By now everyone should be familiar with the energy ratings that we have on household appliances and now a similar kind of system is being brought in for the energy performance of houses. This is done to allow prospective buyers or tenants to factor energy performance and costs into their comparison of different properties and into their ultimate decision. It would give the buyers and tenants the option to view how good the property is insulated and how energy efficient it is before buying or renting.
Is there a legal obligation on property owners to have a BER carried out ?
Almost all buildings that are either newly constructed or otherwise placed on the market for sale or rental will have to have the certificate. The main exemption applies to listed buildings of outstanding architectural or historical importance. The certificate will most likely be similar to the energy label for domestic electrical appliances, which rates the energy performance of the appliance from A to G, and which expresses energy consumption (in kWh) under standard conditions of use .
How will energy rating of NEW HOMES be carried out?
New homes will most likely be rated off the plans during the design stage by a certified assessor.
How will energy rating of EXISTING HOMES be carried out?
Homeowners who are selling or renting an existing home will be required to have a building energy rating (BER) carried out by a trained and certified assessor and must provide the BER certificate to prospective buyers/tenants.
The BER will be based on a survey of the house by a registered assessor. The assessor will survey the house to record, for example, the size of the house, the construction, the insulation levels, the type of windows, details of the heating and hot water systems, etc. This information will then be used to calculate the energy performance of the house and to give it an energy rating. All assessors will be required to follow a standardised procedure using an approved survey and calculation methodology to arrive at a rating.

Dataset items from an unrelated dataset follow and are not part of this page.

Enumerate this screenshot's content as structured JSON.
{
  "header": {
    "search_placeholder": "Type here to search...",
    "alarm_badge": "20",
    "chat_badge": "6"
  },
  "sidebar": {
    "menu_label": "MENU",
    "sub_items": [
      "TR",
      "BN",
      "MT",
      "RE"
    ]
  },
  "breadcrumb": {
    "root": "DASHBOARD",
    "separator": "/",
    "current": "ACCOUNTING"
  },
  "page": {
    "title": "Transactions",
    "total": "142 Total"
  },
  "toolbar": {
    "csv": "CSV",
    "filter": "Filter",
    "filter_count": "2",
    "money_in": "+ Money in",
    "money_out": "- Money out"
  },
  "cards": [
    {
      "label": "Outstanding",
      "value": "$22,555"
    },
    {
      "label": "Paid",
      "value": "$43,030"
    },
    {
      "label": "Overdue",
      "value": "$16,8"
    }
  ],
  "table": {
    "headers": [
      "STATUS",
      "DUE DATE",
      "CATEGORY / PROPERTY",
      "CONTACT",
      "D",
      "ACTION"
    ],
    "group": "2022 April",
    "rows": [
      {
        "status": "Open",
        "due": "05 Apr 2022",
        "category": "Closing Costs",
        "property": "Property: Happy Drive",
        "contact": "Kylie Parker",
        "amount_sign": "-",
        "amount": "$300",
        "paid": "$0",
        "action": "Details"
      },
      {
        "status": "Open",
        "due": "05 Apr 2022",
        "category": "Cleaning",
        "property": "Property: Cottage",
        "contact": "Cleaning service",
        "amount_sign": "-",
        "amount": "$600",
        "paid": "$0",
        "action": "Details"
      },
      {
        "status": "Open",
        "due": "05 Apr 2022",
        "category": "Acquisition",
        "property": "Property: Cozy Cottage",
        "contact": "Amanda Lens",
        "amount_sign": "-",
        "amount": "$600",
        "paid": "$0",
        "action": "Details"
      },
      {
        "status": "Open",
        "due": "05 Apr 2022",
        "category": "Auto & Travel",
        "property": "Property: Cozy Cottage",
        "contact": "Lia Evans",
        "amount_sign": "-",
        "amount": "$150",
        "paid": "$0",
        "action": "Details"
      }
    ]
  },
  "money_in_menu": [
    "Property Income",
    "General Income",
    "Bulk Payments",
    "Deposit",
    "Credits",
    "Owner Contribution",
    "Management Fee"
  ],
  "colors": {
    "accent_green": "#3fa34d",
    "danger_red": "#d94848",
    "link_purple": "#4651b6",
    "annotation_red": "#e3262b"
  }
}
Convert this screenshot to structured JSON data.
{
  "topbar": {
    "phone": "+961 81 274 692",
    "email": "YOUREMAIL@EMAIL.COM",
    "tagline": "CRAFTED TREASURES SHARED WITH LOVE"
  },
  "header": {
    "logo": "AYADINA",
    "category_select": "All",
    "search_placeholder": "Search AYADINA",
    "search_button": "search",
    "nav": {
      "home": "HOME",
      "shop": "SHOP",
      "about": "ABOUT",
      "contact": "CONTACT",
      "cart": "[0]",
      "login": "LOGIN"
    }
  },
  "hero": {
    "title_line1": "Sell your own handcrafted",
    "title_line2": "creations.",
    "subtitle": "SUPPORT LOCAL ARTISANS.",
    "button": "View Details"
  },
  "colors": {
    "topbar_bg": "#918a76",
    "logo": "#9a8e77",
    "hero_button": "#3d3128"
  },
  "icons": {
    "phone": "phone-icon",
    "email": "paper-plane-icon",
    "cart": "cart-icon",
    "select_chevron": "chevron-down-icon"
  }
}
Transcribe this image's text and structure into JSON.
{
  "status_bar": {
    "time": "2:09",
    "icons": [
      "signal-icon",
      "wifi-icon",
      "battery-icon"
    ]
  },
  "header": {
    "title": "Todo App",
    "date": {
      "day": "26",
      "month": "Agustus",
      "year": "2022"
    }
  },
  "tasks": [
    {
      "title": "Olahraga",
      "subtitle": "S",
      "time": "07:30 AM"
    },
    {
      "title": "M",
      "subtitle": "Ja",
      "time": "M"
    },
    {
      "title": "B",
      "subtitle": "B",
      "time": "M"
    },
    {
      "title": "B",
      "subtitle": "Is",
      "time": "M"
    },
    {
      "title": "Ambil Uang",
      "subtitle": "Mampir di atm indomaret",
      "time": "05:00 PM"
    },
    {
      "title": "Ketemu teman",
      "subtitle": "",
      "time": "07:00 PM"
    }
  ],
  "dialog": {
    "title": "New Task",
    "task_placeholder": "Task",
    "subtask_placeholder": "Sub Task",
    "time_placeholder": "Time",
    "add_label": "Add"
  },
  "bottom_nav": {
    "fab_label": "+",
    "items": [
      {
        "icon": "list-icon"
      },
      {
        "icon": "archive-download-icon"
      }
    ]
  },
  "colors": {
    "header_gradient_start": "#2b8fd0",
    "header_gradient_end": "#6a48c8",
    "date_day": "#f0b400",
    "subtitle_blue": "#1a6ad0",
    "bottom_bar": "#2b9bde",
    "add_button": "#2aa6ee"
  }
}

Along with the BER certificate, the assessor will also provide the homeowner with an Advisory Report setting out options for improving the energy performance of the property (i.e. stating how the energy performance of the house could be improved).
Has the method for Building Energy Rating been decided?
The national methodology for energy rating of homes was published in June 2006. The method, called the Dwellings Energy Assessment Procedure (DEAP) is a hybrid of the draft European Standard (prEN13790) and the UK Standard Assessment Procedure (SAP). The DEAP method will be used to demonstrate compliance with Part L of the Building Regulations and also to produce a Building Energy Rating (BER). The national methodology for non-residential buildings has not yet been adopted. The European Standards body (CEN) is currently developing standards for the purposes of the EPBD. Draft standards will be available between April and June 2005 after which a decision will be taken regarding specific national methodologies.
How much will a BER cost?
The best indication of the likely cost of such a survey is to look to other European Countries where energy rating of homes has been introduced, for example Denmark and the Netherlands. The costs are generally in the range of €200 to €500 depending on the size, age, etc. of the house.
Early indications are that the cost in Ireland will be approx. €300 for an existing home and less than this for a new home.
For non-residential buildings, costs will vary according to whether new or existing, and according to building size and complexity, and so will be expected to range widely.
What happens if you get a poor rating?
There is no legal penalty for getting a bad label for an existing house. From the perspective of a seller or landlord, the effect of such a label can be expected to be a degree of market disadvantage in a competitive property market. From the perspective of a householder, it creates an awareness of the ongoing running costs, comfort level and environmental impact associated with energy use in the property.
Is there any advice provided by the assessor?
The energy certificate comes with an advisory report, which will inform homeowners of the steps they can take to improve the energy performance of their house. Such steps might include simple measures such as insulating the hot water tank, increasing the insulation in the walls/attic/floor, replacing an old or inefficient boiler with a more efficient boiler, heating controls, etc. The report is likely to include an indication of installation costs, associated savings on your annual energy bills, return on investment, and the revised energy rating that would arise if such measures were implemented
For this reason, the advisory report is a key document. It will be expected to provide the householder with a clear assessment of the various options for improving the efficiency of their home – in respect of the building fabric, ventilation control, boiler, heating and hot water system efficiency. It may be particularly useful to those who have just purchased an existing home which they plan to improve or remodel in their early stages of occupation.